In the lecture we saw cache-aware matrix transposition using tiles and cache-oblivious transposition using recursive divide-and-conquer.
  1. Recall the cache-aware algorithm and its analysis. Do you understand how it works and why we do it this way ? Simulate the algorithm on a 8x8 matrix with \(B = 3\).
  2. The cache-aware algorithm required tall-cache assumption , more precisely, \(M \ge 2B^2\). What if can guarantee only \( M \ge B^2 \)? Can we modify the algorithm to keep \( \mathcal{O}(N^2/B) \) complexity?
  3. Recall the cache-oblivious algorithm and its analysis. Do you understand how it works and why we do it this way ? Simulate the algorithm on a 8x8 matrix with \( B = 3 \).

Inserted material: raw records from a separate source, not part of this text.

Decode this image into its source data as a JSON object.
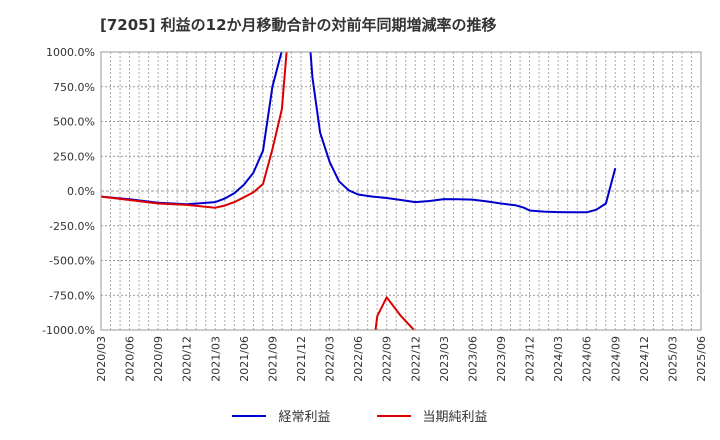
{
  "chart_data": {
    "type": "line",
    "title": "[7205]  利益の12か月移動合計の対前年同期増減率の推移",
    "xlabel": "",
    "ylabel": "",
    "ylim": [
      -1000,
      1000
    ],
    "yticks": [
      "1000.0%",
      "750.0%",
      "500.0%",
      "250.0%",
      "0.0%",
      "-250.0%",
      "-500.0%",
      "-750.0%",
      "-1000.0%"
    ],
    "ytick_values": [
      1000,
      750,
      500,
      250,
      0,
      -250,
      -500,
      -750,
      -1000
    ],
    "x_categories": [
      "2020/03",
      "2020/06",
      "2020/09",
      "2020/12",
      "2021/03",
      "2021/06",
      "2021/09",
      "2021/12",
      "2022/03",
      "2022/06",
      "2022/09",
      "2022/12",
      "2023/03",
      "2023/06",
      "2023/09",
      "2023/12",
      "2024/03",
      "2024/06",
      "2024/09",
      "2024/12",
      "2025/03",
      "2025/06"
    ],
    "grid": true,
    "legend_position": "bottom",
    "series": [
      {
        "name": "経常利益",
        "color": "#0000cc",
        "points": [
          [
            0,
            -40
          ],
          [
            1,
            -60
          ],
          [
            2,
            -85
          ],
          [
            3,
            -95
          ],
          [
            4,
            -80
          ],
          [
            4.33,
            -55
          ],
          [
            4.67,
            -15
          ],
          [
            5,
            45
          ],
          [
            5.33,
            130
          ],
          [
            5.67,
            290
          ],
          [
            6,
            750
          ],
          [
            6.33,
            1010
          ],
          [
            7.33,
            1010
          ],
          [
            7.4,
            820
          ],
          [
            7.67,
            420
          ],
          [
            8,
            210
          ],
          [
            8.33,
            70
          ],
          [
            8.67,
            5
          ],
          [
            9,
            -25
          ],
          [
            9.5,
            -40
          ],
          [
            10,
            -50
          ],
          [
            10.5,
            -65
          ],
          [
            11,
            -80
          ],
          [
            11.5,
            -72
          ],
          [
            12,
            -58
          ],
          [
            12.5,
            -60
          ],
          [
            13,
            -62
          ],
          [
            13.5,
            -75
          ],
          [
            14,
            -90
          ],
          [
            14.5,
            -102
          ],
          [
            14.8,
            -120
          ],
          [
            15,
            -140
          ],
          [
            15.5,
            -148
          ],
          [
            16,
            -152
          ],
          [
            16.5,
            -153
          ],
          [
            17,
            -153
          ],
          [
            17.33,
            -135
          ],
          [
            17.67,
            -90
          ],
          [
            18,
            165
          ]
        ]
      },
      {
        "name": "当期純利益",
        "color": "#dd0000",
        "points_segments": [
          [
            [
              0,
              -40
            ],
            [
              1,
              -65
            ],
            [
              2,
              -90
            ],
            [
              3,
              -100
            ],
            [
              4,
              -120
            ],
            [
              4.33,
              -105
            ],
            [
              4.67,
              -80
            ],
            [
              5,
              -45
            ],
            [
              5.33,
              -10
            ],
            [
              5.67,
              50
            ],
            [
              6,
              300
            ],
            [
              6.33,
              590
            ],
            [
              6.5,
              1010
            ]
          ],
          [
            [
              9.6,
              -1010
            ],
            [
              9.67,
              -900
            ],
            [
              10,
              -765
            ],
            [
              10.5,
              -900
            ],
            [
              11,
              -1010
            ]
          ]
        ]
      }
    ]
  }
}
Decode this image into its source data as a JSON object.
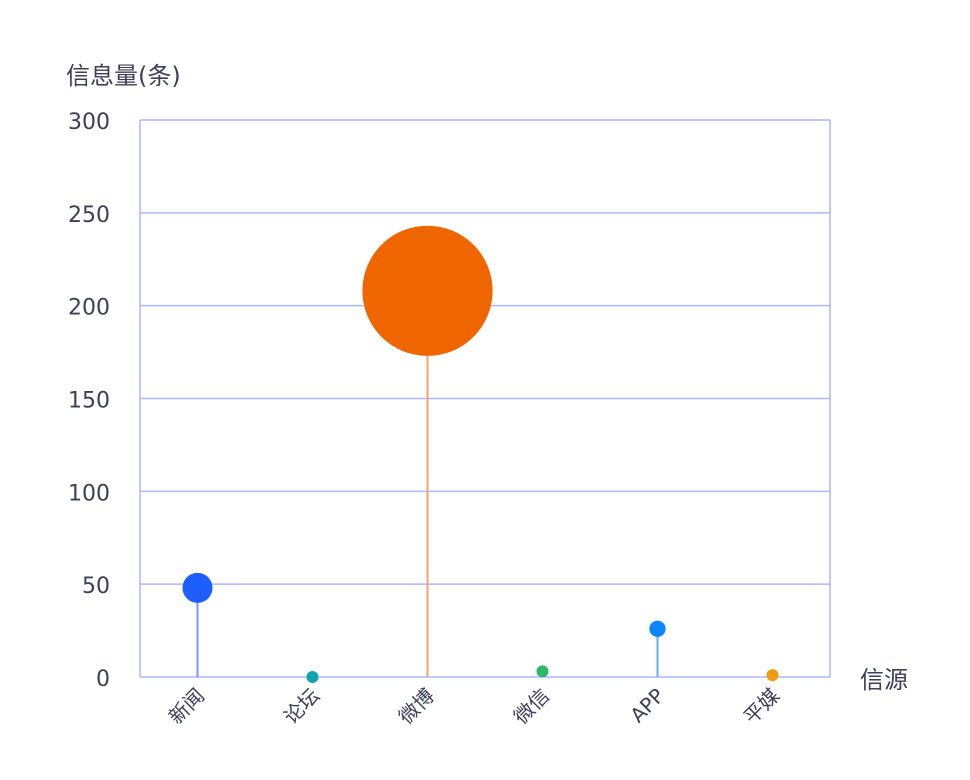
{
  "chart_data": {
    "type": "scatter",
    "ylabel": "信息量(条)",
    "xlabel": "信源",
    "ylim": [
      0,
      300
    ],
    "yticks": [
      "0",
      "50",
      "100",
      "150",
      "200",
      "250",
      "300"
    ],
    "grid": true,
    "categories": [
      "新闻",
      "论坛",
      "微博",
      "微信",
      "APP",
      "平媒"
    ],
    "values": [
      48,
      0,
      208,
      3,
      26,
      1
    ],
    "colors": [
      "#1e5eff",
      "#13a3b0",
      "#ef6500",
      "#2cb867",
      "#0a86ff",
      "#f29a0f"
    ],
    "stem_colors": [
      "#6e98ff",
      "#6cc8d0",
      "#f5a36a",
      "#80d6a4",
      "#5fb0ff",
      "#f6c26b"
    ],
    "axis_color": "#a9b8ff"
  }
}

  4. In the cache-oblivious algorithm, we assumed that \(N\) is a power of two. What happens if it is not? Show that in such case, all submatrices throughout the algorithm are almost square , i.e. number of rows and columns differ by at most one. Then observe that this does not break the algorithm in any way.

Ex. 2: Searches and trees

(You didn't think you can escape trees, did you? :-))
  1. Analyze cache-complexity of binary search in a sorted array. Do you think the complexity is optimal (i.e. can there be algorithm that can do better)? [The last part is really a question about what you think, I do not expect any proof or something :-)]
  2. Analyze cache performance of static balanced binary search tree.
  3. (spoiler!) Why did the binary trees failed? Can we fix the problem in the cache-aware setting?
  4. (another spoiler!) Analyze the cache performance of (a,b)-trees. Choose \(a\) and \(b\) to make the performance the best possible (asymptotically) in the cache-aware setting.
  5. Cherry to top the cake: Modify the previous construction to the cache-oblivious setting. Assume only a static tree. Hint: Basically you need to combine divide-and-conquer with dynamic choice of \(a, b \). Each level of needs to use a different size of vertices and verices need to be stored recursively.